Gockel

Woran liegt es eigentlich, dass Männer so oft anfangen zu gockeln, sobald eine attraktive Frau die sicht- oder unsichtbare Bühne betritt? Nun, eigentlich ist die Frage rhetorisch. Man(n) möchte gefallen, oft um jeden Preis. Das Lächeln wird einen Tick deutlicher, die Zähne blitzen ein Stück mehr zwischen den sonst vielleicht zusammengekniffenen Lippen. Die Augen strahlen, der Rücken strafft sich, die Schultern scheinen breiter zu werden. Die Stimme wird mal heller, mal dunkler. Mann lacht mehr, kokettiert, redet mehr und spricht auch mehr vermeintlich gefällige Themen an. Er gockelt. Mann wird zum eitlen Pfau. Natürlich versuchen wir Männer dabei auch, andere anwesende Männer zu übertrumpfen. Wir machen sie mit Worten kleiner, erheben uns über sie, stechen sie aus, gern auch mit einer Portion Überheblichkeit und Arroganz. 

Wahrscheinlich ist das ein Programm, das wir tief in unseren Genen tragen. Fehlt wohl nur noch, dass wir das Objekt der Begierde an den Haaren in unsere Höhle schleifen. 

Für den Begriff „Objekt der Begierde“ wird Mann allerdings heutzutage gesteinigt, zumindest wenn es sich dabei um eine Frau handelt. 

Klar ist, niemand schleift jemanden ungefragt und gegen deren Willen irgendwohin. Das alte Programm spielt sich trotzdem ab. Und die Frau? Genießt sie es? Ist sie eher genervt und ignoriert es? Keine Ahnung, ich bin keine Frau. Aber ich würde das gern wissen. 

Spannend auf jeden Fall, so ein Gegockel zu beobachten. Ich erinnere an eine Situation vor einigen Jahrzehnten: viele Männer unter sich, an einem großen Tisch in einer Kneipe sitzend. Ausgelassen lachend, eine freundschaftliche Atmosphäre. Plötzlich: eine schöne junge Frau betritt den Raum. Alles ist anders. Gockel hier und Pfaue dort. Konkurrenzkampf mit Worten und Blicken, Testosteron schwängert die Luft.
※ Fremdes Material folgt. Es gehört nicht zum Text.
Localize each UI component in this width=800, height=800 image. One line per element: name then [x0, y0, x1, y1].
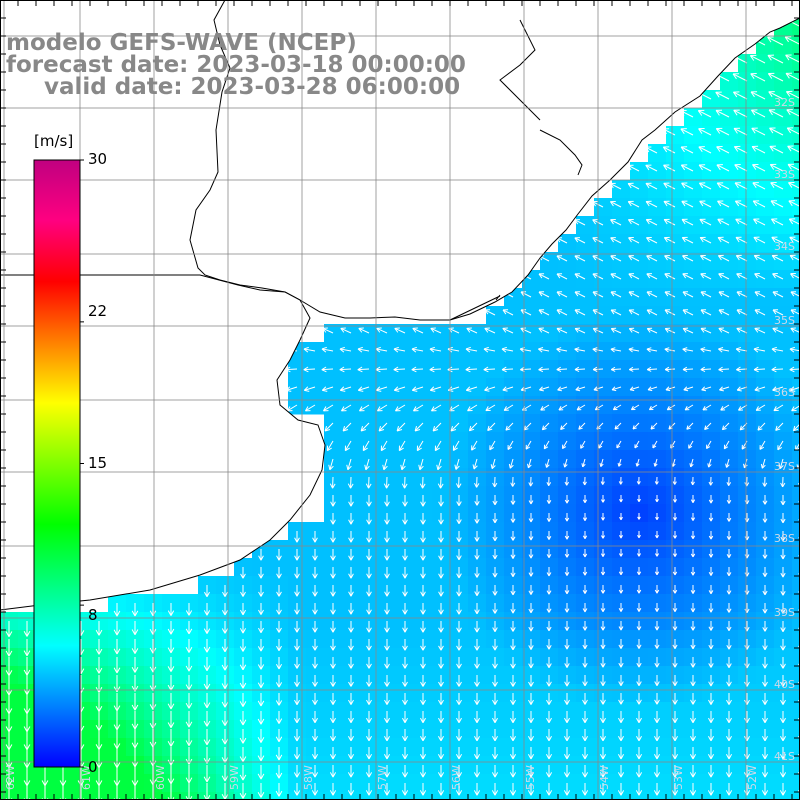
lat-label: 32S: [774, 96, 795, 109]
lat-label: 37S: [774, 460, 795, 473]
coast-detail: [449, 19, 583, 321]
lat-label: 41S: [774, 750, 795, 763]
lon-label: 58W: [302, 765, 315, 790]
colorbar-tick-0: 0: [88, 758, 98, 776]
colorbar-tick-8: 8: [88, 606, 98, 624]
lat-label: 40S: [774, 678, 795, 691]
lat-label: 36S: [774, 386, 795, 399]
colorbar-units: [m/s]: [34, 132, 74, 150]
lon-label: 57W: [376, 765, 389, 790]
lat-label: 38S: [774, 532, 795, 545]
colorbar: [33, 159, 84, 768]
lat-label: 35S: [774, 314, 795, 327]
lon-label: 52W: [746, 765, 759, 790]
lon-label: 55W: [524, 765, 537, 790]
lon-label: 56W: [450, 765, 463, 790]
lat-label: 39S: [774, 606, 795, 619]
colorbar-tick-22: 22: [88, 302, 108, 320]
colorbar-tick-15: 15: [88, 454, 108, 472]
forecast-date: forecast date: 2023-03-18 00:00:00: [6, 52, 466, 78]
colorbar-tick-30: 30: [88, 150, 108, 168]
lon-label: 60W: [154, 765, 167, 790]
model-title: modelo GEFS-WAVE (NCEP): [6, 30, 357, 56]
lon-label: 54W: [598, 765, 611, 790]
lon-label: 59W: [228, 765, 241, 790]
colorbar-gradient: [33, 159, 81, 768]
lon-label: 62W: [4, 765, 17, 790]
latitude-labels: 32S 33S 34S 35S 36S 37S 38S 39S 40S 41S: [774, 96, 795, 763]
longitude-labels: 62W 61W 60W 59W 58W 57W 56W 55W 54W 53W 52W: [4, 765, 759, 790]
lon-label: 53W: [672, 765, 685, 790]
land-coast-south: [0, 274, 326, 611]
lat-label: 33S: [774, 168, 795, 181]
lat-label: 34S: [774, 240, 795, 253]
valid-date: valid date: 2023-03-28 06:00:00: [44, 74, 461, 100]
lon-label: 61W: [80, 765, 93, 790]
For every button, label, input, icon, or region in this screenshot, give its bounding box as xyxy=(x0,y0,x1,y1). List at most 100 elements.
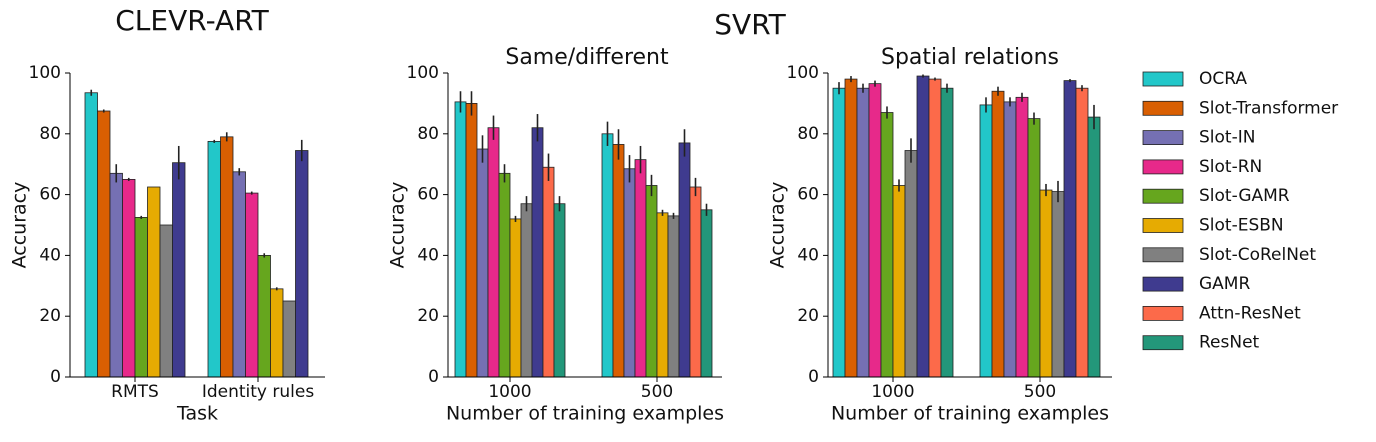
bar xyxy=(487,127,500,378)
legend-label: Attn-ResNet xyxy=(1199,303,1301,323)
legend-label: Slot-GAMR xyxy=(1199,186,1290,206)
chart-title: Same/different xyxy=(505,45,669,70)
bar xyxy=(220,136,234,378)
bar xyxy=(109,172,123,378)
bar xyxy=(1039,189,1053,378)
legend-label: Slot-IN xyxy=(1199,128,1255,148)
supertitle: SVRT xyxy=(714,8,786,41)
bar xyxy=(868,83,882,378)
legend-label: Slot-Transformer xyxy=(1199,98,1338,118)
legend-swatch xyxy=(1142,276,1184,292)
bar xyxy=(172,162,186,378)
bar xyxy=(623,168,636,378)
legend-swatch xyxy=(1142,130,1184,146)
bar xyxy=(553,203,566,378)
bar xyxy=(601,133,614,378)
y-tick-label: 20 xyxy=(797,306,819,326)
bar xyxy=(832,87,846,378)
bar xyxy=(84,92,98,378)
legend-swatch xyxy=(1142,247,1184,263)
bar xyxy=(207,140,221,378)
chart-title: CLEVR-ART xyxy=(115,4,269,37)
bar xyxy=(476,148,489,378)
bar xyxy=(940,87,954,378)
legend-swatch xyxy=(1142,100,1184,116)
y-tick-label: 0 xyxy=(50,367,61,387)
legend-label: Slot-CoRelNet xyxy=(1199,245,1316,265)
bar xyxy=(542,166,555,378)
bar xyxy=(844,78,858,378)
legend-swatch xyxy=(1142,305,1184,321)
y-tick-label: 100 xyxy=(407,63,439,83)
bar xyxy=(257,254,271,378)
legend-label: OCRA xyxy=(1199,69,1247,89)
legend-label: Slot-ESBN xyxy=(1199,216,1284,236)
y-tick-label: 60 xyxy=(797,185,819,205)
legend-label: Slot-RN xyxy=(1199,157,1262,177)
bar xyxy=(465,103,478,378)
bar xyxy=(509,218,522,378)
bar xyxy=(245,192,259,378)
bar xyxy=(1015,96,1029,378)
y-tick-label: 100 xyxy=(29,63,61,83)
y-tick-label: 40 xyxy=(417,245,439,265)
bar xyxy=(1003,101,1017,378)
bar xyxy=(667,215,680,378)
y-tick-label: 40 xyxy=(39,245,61,265)
legend-swatch xyxy=(1142,218,1184,233)
bar xyxy=(904,150,918,378)
x-tick-label: 500 xyxy=(1024,382,1056,402)
bar xyxy=(979,104,993,378)
bar xyxy=(520,203,533,378)
y-tick-label: 60 xyxy=(39,185,61,205)
y-tick-label: 0 xyxy=(428,367,439,387)
y-axis-label: Accuracy xyxy=(387,182,409,269)
x-tick-label: Identity rules xyxy=(202,382,315,402)
bar xyxy=(880,112,894,378)
x-tick-label: 1000 xyxy=(488,382,531,402)
x-tick-label: 500 xyxy=(641,382,673,402)
bar xyxy=(612,144,625,378)
bar xyxy=(1087,116,1101,378)
y-tick-label: 80 xyxy=(417,124,439,144)
bar xyxy=(1027,118,1041,378)
x-tick-label: RMTS xyxy=(111,382,159,402)
bar xyxy=(700,209,713,378)
bar xyxy=(147,186,161,378)
bar xyxy=(531,127,544,378)
bar xyxy=(678,142,691,378)
bar xyxy=(97,110,111,378)
bar xyxy=(282,300,296,378)
x-axis-label: Number of training examples xyxy=(831,403,1109,425)
bar xyxy=(856,87,870,378)
y-axis-label: Accuracy xyxy=(767,182,789,269)
bar xyxy=(498,172,511,378)
bar xyxy=(645,185,658,378)
y-axis-label: Accuracy xyxy=(9,182,31,269)
bar xyxy=(122,178,136,378)
x-axis-label: Task xyxy=(176,403,218,425)
legend-label: GAMR xyxy=(1199,274,1250,294)
legend-swatch xyxy=(1142,71,1184,87)
bar xyxy=(1051,191,1065,378)
bar xyxy=(1075,87,1089,378)
bar xyxy=(134,216,148,378)
legend-swatch xyxy=(1142,159,1184,175)
bar xyxy=(1063,80,1077,378)
bar xyxy=(689,186,702,378)
bar xyxy=(928,78,942,378)
y-tick-label: 40 xyxy=(797,245,819,265)
legend-swatch xyxy=(1142,188,1184,204)
y-tick-label: 0 xyxy=(808,367,819,387)
y-tick-label: 80 xyxy=(797,124,819,144)
bar xyxy=(454,101,467,378)
legend-label: ResNet xyxy=(1199,333,1260,353)
bar xyxy=(634,159,647,378)
y-tick-label: 100 xyxy=(787,63,819,83)
x-tick-label: 1000 xyxy=(871,382,914,402)
bar xyxy=(295,150,309,378)
x-axis-label: Number of training examples xyxy=(446,403,724,425)
bar xyxy=(991,90,1005,378)
chart-title: Spatial relations xyxy=(881,45,1059,70)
Ich erinnere mich nicht mehr, was dann passierte. Ich war fasziniert und erschrocken zugleich. 

Jetzt, viele Jahre später, eine ganz andere Situation in viel kleinerem und intimeren Rahmen mit sehr reflektierten Menschen: dasselbe gockeln, sich aufspielen….und wieder bin ich erschrocken, überrumpelt und auch etwas wütend, dass sich da jemand so über andere erhebt, nur weil er gefallen will. Bin ich da eifersüchtig? Vielleicht auch das. Ein wenig Fremdscham ist mit dabei – und doch: das genetische Programm funktioniert. Auch wenn es meist nicht zum Ziel führt. 

Mal sehen, wie das in weiteren Jahrzehnten ist, wenn ich hoffentlich greisenhaft mit nicht minder greisen Menschen zusammen bin. Bestimmt gockeln wir Männer dann noch immer!